Python interoperability: building a Python-first, petabyte-scale database | July 17th-23rd 2023

Abstract

How can you scale Python to run at petabyte scale, with the reliability needed to trade billions of dollars? With ArcticDB we have been doing exactly that for the last four years, by leveraging interoperability between Python and high-performance C++, with a detailed understanding of the data structures inside Python and a few extra tricks up our sleeves.

Come take a peek under Python's bonnet and learn how to hotwire a few things along the way.

TalkSoftware Engineering & Architecture (2023)

Description

This talk aims to introduce experienced Pythonistas to the workings of Python's C API and provide you with the means to get started with building Python modules, particularly in modern C++. It's now much easier than you think to write your first Python extension, and despite its reputation for gnarly syntax and lack of memory safety, features that have been gradually added to the C++ language over the last decade such as tuple return types with structured bindings and automatic type deduction, mean that your C++ can be more Pythonic than you might think. Since one of the most common reasons for writing an extension module is to leverage optimized machine code and multi-threading to handle really big data, we'll look at how we avoid shooting ourselves in the performance foot at the boundary between native code and Python.

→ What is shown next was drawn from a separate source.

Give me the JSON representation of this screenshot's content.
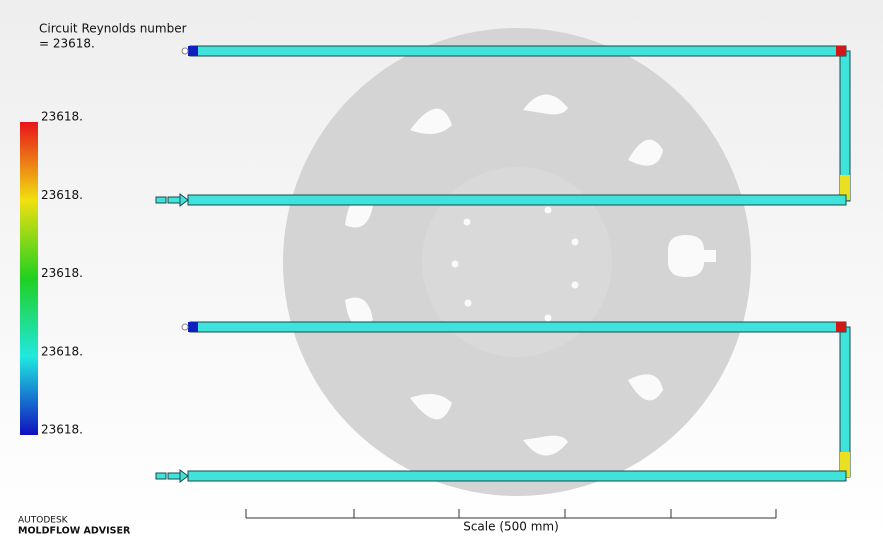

In this talk we will lay out the potential pitfalls of interacting with the Python C API, share some of the hard-won experience we gained in engineering ArcticDB and running it at petabyte scale for critical Python trading applications. We'll also let you in on some tricks for implementing zero-copy data interchange, managing memory ownership and lifetimes, getting the most out of multi-threading through sensitive handling of the Global Interpreter Lock, and interacting with Pandas.

Of course, nothing stays the same forever. The Python data landscape is changing rapidly and with the advent of Pandas 2.0, the old workhorse NumPy is gradually being supplanted by Apache Arrow, a project that has interoperability at the core of its design. Some things will get easier, some problems will remain. We'll examine the landscape ahead and share vital information to help you future-proof your development both inside and alongside Python.

The speaker

William Dealtry

William Dealtry has been working in both Python and C++ for many years, and has been a member of the C++ standardization committee for more than a decade. Having previously worked with financial data a places like the New York Stock Exchange and Goldman Sachs, he is currently the Architect of a new open-source Dataframe database, ArcticDB, which is backed by long-time Python enthusiasts Man Group and Bloomberg.